The booming demand for energy transition metals such as copper and nickel will require a lot of skilled people from engineers to data scientists as a looming shortage of talent in the mining industry threatens the pace of the energy transition, according to the world’s largest miner, BHP.

“As we automate and electrify our operations, move work to remote operating centres, change the very equipment our maintainers look after, we have to train for new skills,” Laura Tyler, Chief Technical Officer at BHP, said in a speech at an industry event in Melbourne, Australia, on Thursday.

“Increasingly, we need more digital skills in every aspect of what we do,” Tyler added.   

BHP’s Paris-aligned 1.5-degree scenario analysis shows that copper production would have to double over the next 30 years, relative to the last 30 years, while nickel production has to jump nearly fourfold. 
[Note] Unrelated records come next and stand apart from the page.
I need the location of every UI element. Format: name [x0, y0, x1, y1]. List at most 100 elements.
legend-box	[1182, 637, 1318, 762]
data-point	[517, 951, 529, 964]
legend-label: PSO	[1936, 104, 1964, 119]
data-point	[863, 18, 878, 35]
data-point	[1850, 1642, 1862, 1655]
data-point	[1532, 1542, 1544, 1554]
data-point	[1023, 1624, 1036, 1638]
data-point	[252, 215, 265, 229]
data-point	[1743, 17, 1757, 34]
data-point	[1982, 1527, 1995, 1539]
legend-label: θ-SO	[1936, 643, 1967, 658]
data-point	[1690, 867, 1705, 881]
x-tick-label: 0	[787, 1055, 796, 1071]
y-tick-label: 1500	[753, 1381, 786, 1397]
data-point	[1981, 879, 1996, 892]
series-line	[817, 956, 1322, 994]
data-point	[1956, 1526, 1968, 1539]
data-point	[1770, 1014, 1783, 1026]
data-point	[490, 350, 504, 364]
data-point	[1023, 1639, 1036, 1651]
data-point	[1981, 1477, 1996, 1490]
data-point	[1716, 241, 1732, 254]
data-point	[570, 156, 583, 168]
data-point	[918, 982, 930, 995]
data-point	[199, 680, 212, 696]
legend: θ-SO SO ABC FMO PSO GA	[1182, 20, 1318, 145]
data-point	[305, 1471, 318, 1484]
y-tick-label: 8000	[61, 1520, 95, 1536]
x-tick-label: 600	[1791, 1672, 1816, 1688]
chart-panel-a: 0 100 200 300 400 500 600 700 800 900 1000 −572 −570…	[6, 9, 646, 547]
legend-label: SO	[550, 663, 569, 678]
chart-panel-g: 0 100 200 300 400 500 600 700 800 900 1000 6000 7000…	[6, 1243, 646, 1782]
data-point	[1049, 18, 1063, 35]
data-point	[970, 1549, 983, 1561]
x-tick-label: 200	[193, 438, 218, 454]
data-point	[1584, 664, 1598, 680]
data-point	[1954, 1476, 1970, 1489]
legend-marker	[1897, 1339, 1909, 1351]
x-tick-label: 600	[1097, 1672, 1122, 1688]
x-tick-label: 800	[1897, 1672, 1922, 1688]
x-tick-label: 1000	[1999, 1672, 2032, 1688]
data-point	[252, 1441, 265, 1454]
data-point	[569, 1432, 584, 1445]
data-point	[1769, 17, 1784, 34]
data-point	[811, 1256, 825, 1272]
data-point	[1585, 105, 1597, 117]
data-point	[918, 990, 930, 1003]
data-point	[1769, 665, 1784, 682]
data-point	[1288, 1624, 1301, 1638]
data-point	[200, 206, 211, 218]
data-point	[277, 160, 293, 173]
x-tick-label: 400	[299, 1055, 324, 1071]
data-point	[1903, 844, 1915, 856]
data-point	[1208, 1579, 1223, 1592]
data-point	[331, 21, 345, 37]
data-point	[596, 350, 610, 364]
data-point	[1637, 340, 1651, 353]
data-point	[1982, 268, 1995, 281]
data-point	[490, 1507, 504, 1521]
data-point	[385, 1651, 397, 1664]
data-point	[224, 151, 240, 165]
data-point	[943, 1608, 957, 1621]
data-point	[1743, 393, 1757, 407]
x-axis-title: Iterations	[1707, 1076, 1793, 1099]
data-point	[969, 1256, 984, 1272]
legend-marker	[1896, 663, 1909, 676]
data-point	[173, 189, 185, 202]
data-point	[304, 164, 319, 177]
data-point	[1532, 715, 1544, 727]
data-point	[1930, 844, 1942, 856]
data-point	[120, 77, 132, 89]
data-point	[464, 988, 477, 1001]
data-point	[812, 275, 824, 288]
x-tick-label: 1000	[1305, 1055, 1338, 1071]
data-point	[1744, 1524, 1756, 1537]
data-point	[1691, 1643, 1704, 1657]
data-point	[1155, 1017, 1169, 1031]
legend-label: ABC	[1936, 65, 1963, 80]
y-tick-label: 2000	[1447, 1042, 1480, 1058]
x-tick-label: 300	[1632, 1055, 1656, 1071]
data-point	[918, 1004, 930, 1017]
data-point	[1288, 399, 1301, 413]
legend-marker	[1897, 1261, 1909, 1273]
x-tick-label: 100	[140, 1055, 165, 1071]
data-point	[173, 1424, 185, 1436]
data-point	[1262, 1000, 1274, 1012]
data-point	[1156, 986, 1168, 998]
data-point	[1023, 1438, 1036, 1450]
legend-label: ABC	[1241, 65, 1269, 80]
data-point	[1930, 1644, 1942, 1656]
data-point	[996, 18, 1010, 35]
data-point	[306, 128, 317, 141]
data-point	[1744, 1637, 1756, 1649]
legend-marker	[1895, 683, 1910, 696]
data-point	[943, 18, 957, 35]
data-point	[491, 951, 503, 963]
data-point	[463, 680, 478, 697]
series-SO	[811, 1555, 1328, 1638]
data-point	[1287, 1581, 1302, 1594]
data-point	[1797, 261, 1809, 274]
“To pull this future towards us, we must all work to secure the talent and skills we need,” BHP’s Tyler said.

“The challenge will always be how we recover the resources that are needed. How do we do it better, and more sustainably. And how we get the right people to join our industry and teams,” the executive added.  

An analysis from PwC last year suggested that the industry would need 21% more mining engineers and geotech engineers, and 29% more metallurgists in 2040 than it had in 2020, Tyler noted.

The energy transition will need to start recruiting, training, retaining, or attracting the talent necessary to ensure that the energy transition will have its next generation of resource workers amid surging demand, she said.


The skills shortage is evident not only at the start of the clean energy supply chain such as in metals mining. A recent study by SolarPower Europe, for example, showed that there is a critical shortage of skills for solar power installations. If the EU is to meet its energy security targets, the continent must employ over 1 million solar workers in 2030, twice as many as in 2021, SolarPower Europe said.